Friday, December 15, 2006

UFR-Formation Explanation

In the "Upon Further Review" posts, you see under the "Formation" category, things like "Weak I," "Shotgun," "Shotgun Split Backs," and "Standard 2-TE." What do these things mean? In this post, I hope to describe what I mean when I use some of the most-common formation names.

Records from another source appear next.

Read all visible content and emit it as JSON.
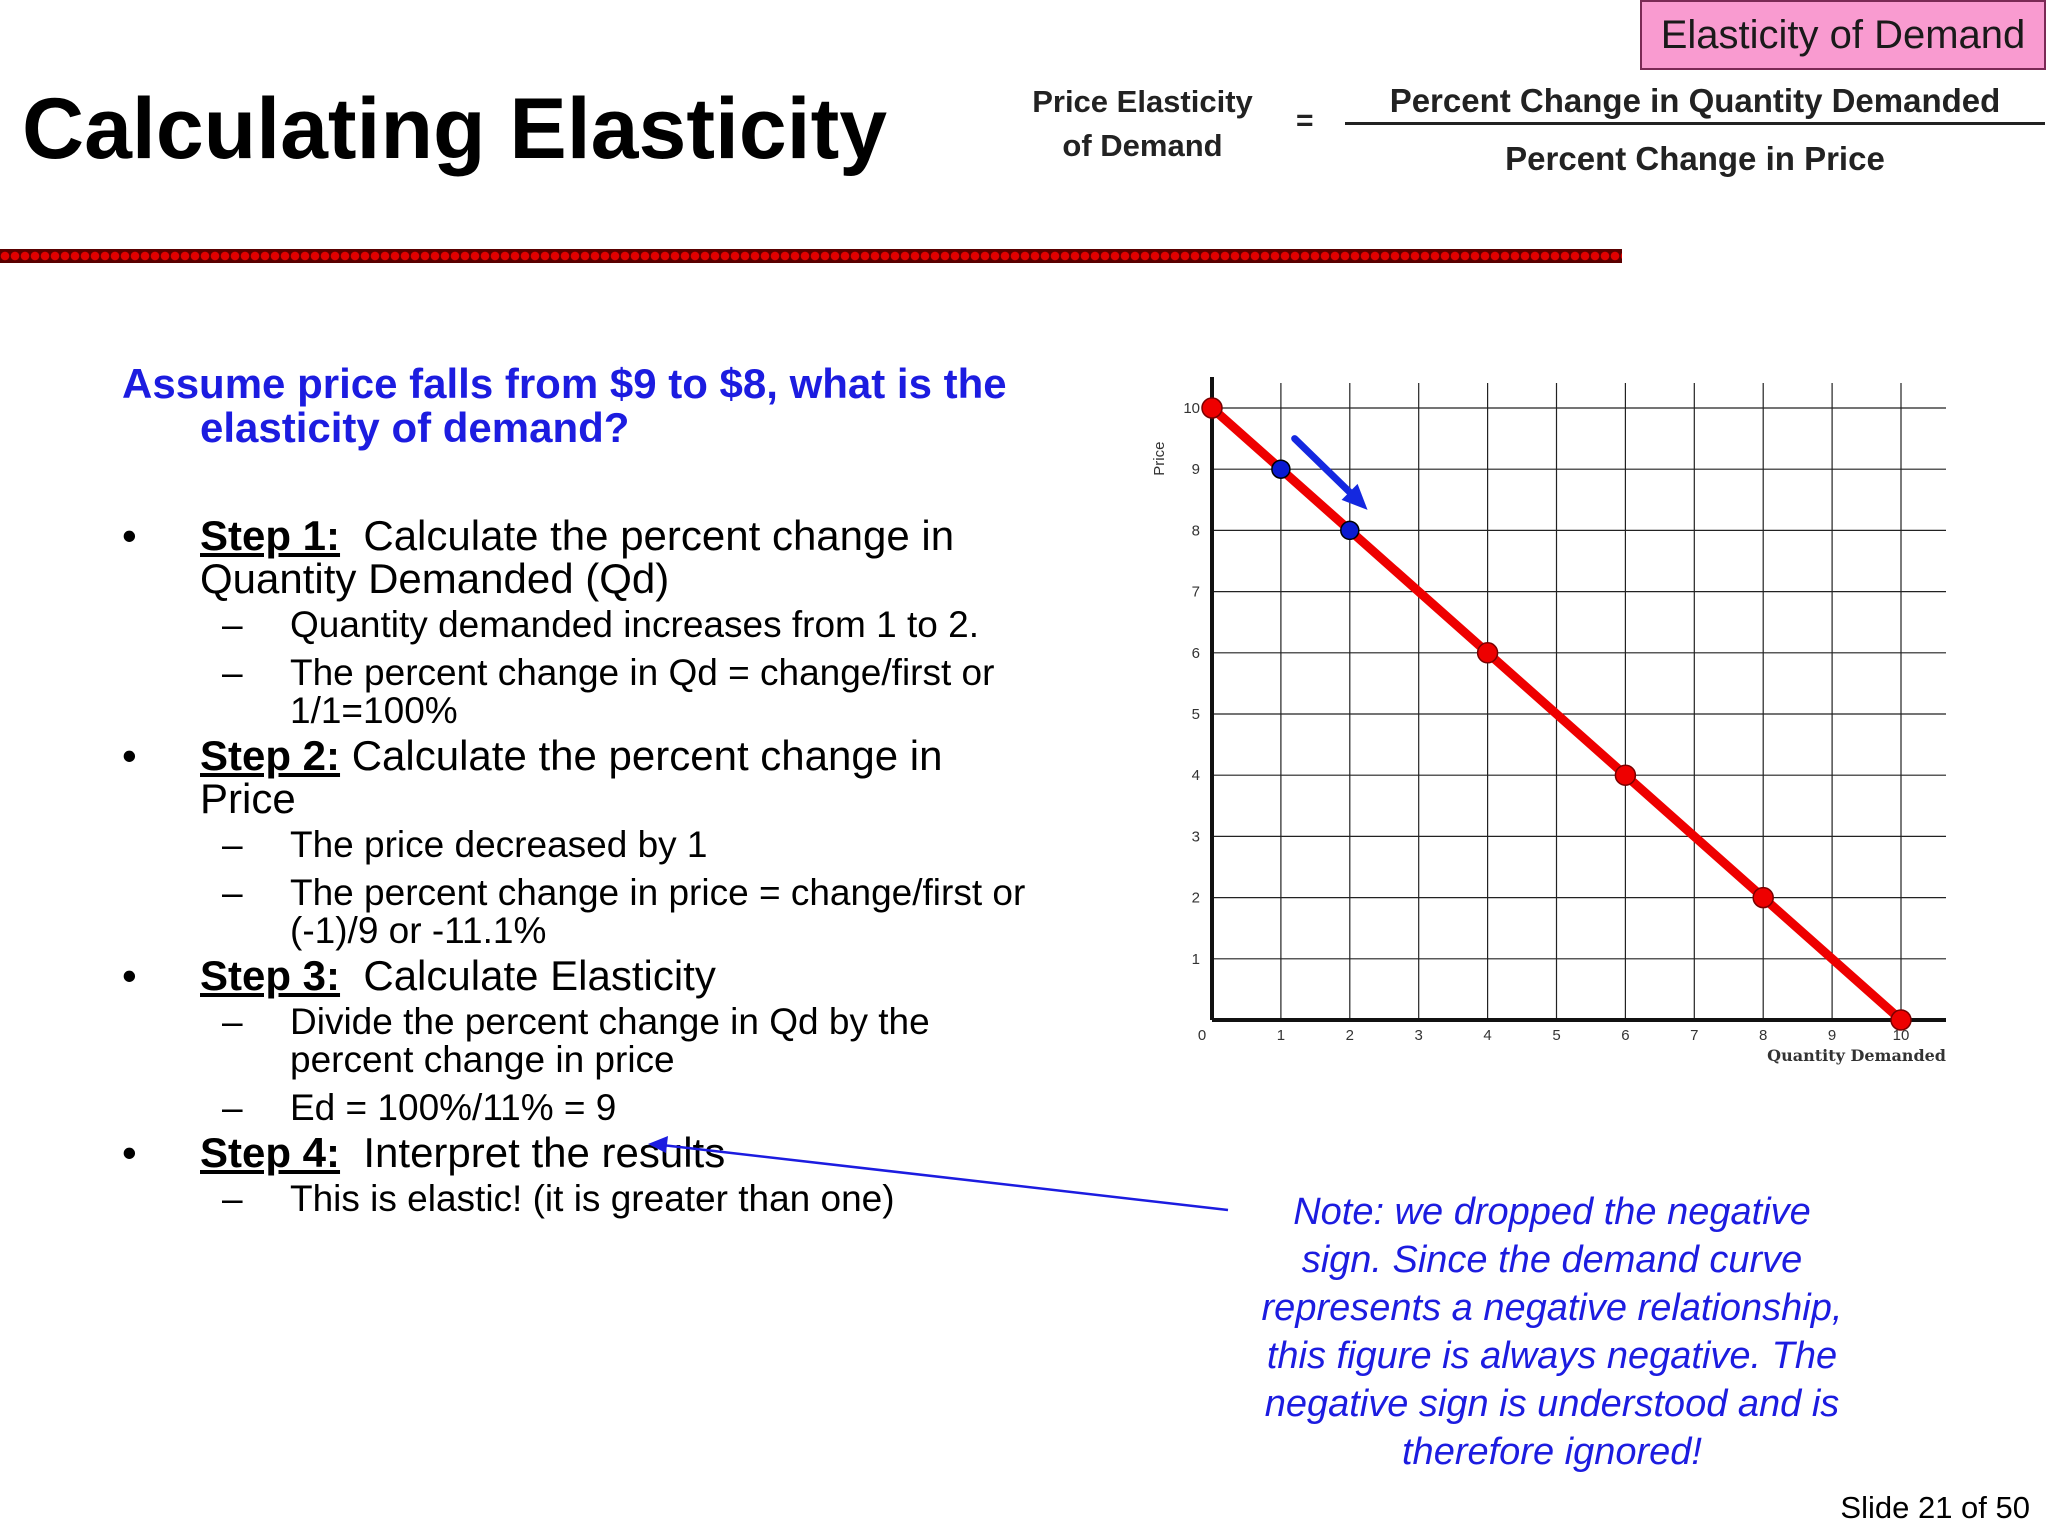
{
  "header": {
    "tag": "Elasticity of Demand",
    "title": "Calculating Elasticity",
    "formula": {
      "left": [
        "Price Elasticity",
        "of Demand"
      ],
      "equals": "=",
      "numerator": "Percent Change in Quantity Demanded",
      "denominator": "Percent Change in Price"
    }
  },
  "question": {
    "line1": "Assume price falls from $9 to $8, what is the",
    "line2": "elasticity of demand?"
  },
  "steps": [
    {
      "bullet": "•",
      "label": "Step 1:",
      "lines": [
        "  Calculate the percent change in",
        "Quantity Demanded (Qd)"
      ],
      "subs": [
        [
          "Quantity demanded increases from 1 to 2."
        ],
        [
          "The percent change in Qd = change/first or",
          "1/1=100%"
        ]
      ]
    },
    {
      "bullet": "•",
      "label": "Step 2:",
      "lines": [
        " Calculate the percent change in",
        "Price"
      ],
      "subs": [
        [
          "The price decreased by 1"
        ],
        [
          "The percent change in price = change/first or",
          "(-1)/9 or -11.1%"
        ]
      ]
    },
    {
      "bullet": "•",
      "label": "Step 3:",
      "lines": [
        "  Calculate Elasticity"
      ],
      "subs": [
        [
          "Divide the percent change in Qd by the",
          "percent change in price"
        ],
        [
          "Ed = 100%/11% = 9"
        ]
      ]
    },
    {
      "bullet": "•",
      "label": "Step 4:",
      "lines": [
        "  Interpret the results"
      ],
      "subs": [
        [
          "This is elastic! (it is greater than one)"
        ]
      ]
    }
  ],
  "dash": "–",
  "note": [
    "Note: we dropped the negative",
    "sign.  Since the demand curve",
    "represents a negative relationship,",
    "this figure is always negative.  The",
    "negative sign is understood and is",
    "therefore ignored!"
  ],
  "slide_number": "Slide 21 of 50",
  "chart_data": {
    "type": "line",
    "title": "",
    "xlabel": "Quantity Demanded",
    "ylabel": "Price",
    "xlim": [
      0,
      10
    ],
    "ylim": [
      0,
      10
    ],
    "x_ticks": [
      0,
      1,
      2,
      3,
      4,
      5,
      6,
      7,
      8,
      9,
      10
    ],
    "y_ticks": [
      1,
      2,
      3,
      4,
      5,
      6,
      7,
      8,
      9,
      10
    ],
    "grid": true,
    "series": [
      {
        "x": [
          0,
          4,
          6,
          8,
          10
        ],
        "y": [
          10,
          6,
          4,
          2,
          0
        ],
        "line_color": "#ee0000",
        "marker_color": "#ee0000"
      },
      {
        "x": [
          1,
          2
        ],
        "y": [
          9,
          8
        ],
        "marker_color": "#0a1ad0"
      }
    ],
    "annotations": [
      {
        "type": "arrow",
        "from": [
          1.2,
          9.5
        ],
        "to": [
          2.2,
          8.4
        ],
        "color": "#1428e0"
      }
    ]
  }
}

A very basic offensive set. The team lines up with 2 running backs lined up directly behind the quarterback: one fullback perhaps 5 yards behind the line of scrimmage yards back and a halfback 7 yards behind the line of scrimmage. In a "base I," there are 2 WRs, one on each side of the offensive line, and a TE.
Weak I and Strong I
In a Weak I, the fullback is not directly behind the quarterback, but is instead offset to one side or the other. In a "Strong I", the FB is offset to the side where the TE is lined up; in a "Weak I," he's on the opposite side.
2-WR Weak and 2-WR Strong
Rather than being lined up one on each side, both of the WRs are lined up on the same side of the offensive line. I will also use "2-WR Right" or "Left" on a 2-TE set when there is no "strong" or "weak" side.
Standard 2-TE
2 TEs, 2 WRs, and 1 RB are in the game. Both TEs are lined up to the outside of the offensive tackle on the line of scrimmage.
Split Backs or Pro Set
Split Backs is the main alternative to the I-Formation. When backs are split, they're lined up next to each other, normally about 5 yards behind the line of scrimmage. The "Pro Set" is a specific type of Split Backs formation with 2 WRs, one on each side, and a TE.
I need to clarify here. By "Shotgun" by itself, I mean the team is in the base shotgun formation, with 3 WRs, 1 RB, 1 TE. 2 WRs are to one side and 1 WR and the TE are on the other side. In "Shotgun Strong," the slot WR is on the same side as the TE. I will also use "Shotgun" as a marker for other formations run where the QB is in the shotgun. A "Shotgun Split Backs" formation looks like "Split Backs," except that the QB is lined up between the 2 RBs.
3-WR, Slot Strong
A formation with 3 WRs, 2 to one side and 1 to the other. If the 2 are to the same side as the TE, it's "Slot Strong," else "Slot Weak."
4-WR Close
4 players are standing up at the line of scrimmage. Normally, this formation goes OT, Slot WR, FL on the line, with little if any spacing between them. Frequently, this play doesn't involve 4 WRs, but instead 2 TEs and 2 WRs. I call it "4-WR Close" because it's more easily recognizable to me. If the 4 WRs are spread out, then it's just "4-WR."

CLARIFICATION: I'm considering calling what I now call "Shotgun" "Base Shotgun." This would make "Shotgun Strong" "Strong Shotgun," and "Shotgun" by itself at the start of a formation description would just indicate the QB is in shotgun. I believe this would resolve any confusion. I'll play around with it and see what I think.